Democrats ask: Who elected Musk? The better question is: Who elected the bureaucrats at the U.S. Agency for International Development and other government agencies, who seem to think they constitute a walled-off fourth branch of government? Answer: No one. But Americans did elect Trump. Musk works for him. The USDS is a legitimate government entity, created by Obama and housed inside the Executive Office of the President. As chief executive, Trump has broad authority to deploy it to any agencies he wants, examine their books and prioritize spending.

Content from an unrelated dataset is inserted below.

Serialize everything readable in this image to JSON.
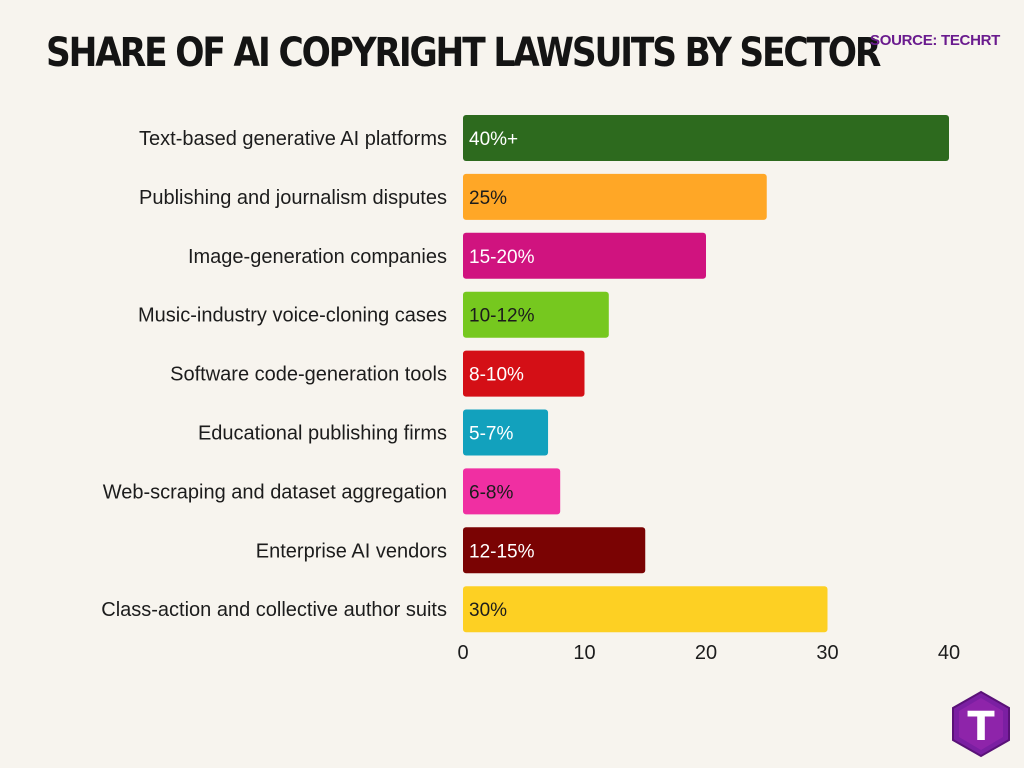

Critics say the president doesn’t have the legal authority to cancel or retroactively change contracts, close programs created by statute or withhold money that has been appropriated by Congress. Trump obviously disagrees, and Musk has hired highly skilled lawyers – including two former clerks for Chief Justice John G. Roberts Jr. and Justice Neil M. Gorsuch and a third who will clerk for Gorsuch in the 2025-2026 term – to make sure their actions are legally defensible. But if Musk exceeds the president’s legal authority, or takes actions that create a conflict with his business interests, we have a system of checks and balances to address that. Congress still has the power of the purse. And the courts – including the Supreme Court – will sort out any disputes. Trump said this week he will comply with all court orders, even if he disagrees with them.

But every dollar the federal government wastes comes from the sweat and toil of hardworking Americans – a waitress, a cop, a sanitation worker, a bus driver who pay their taxes by putting in long hours. The outrage is not what Musk and Trump are doing to stop the government from wasting their money; the outrage is that no one did it sooner.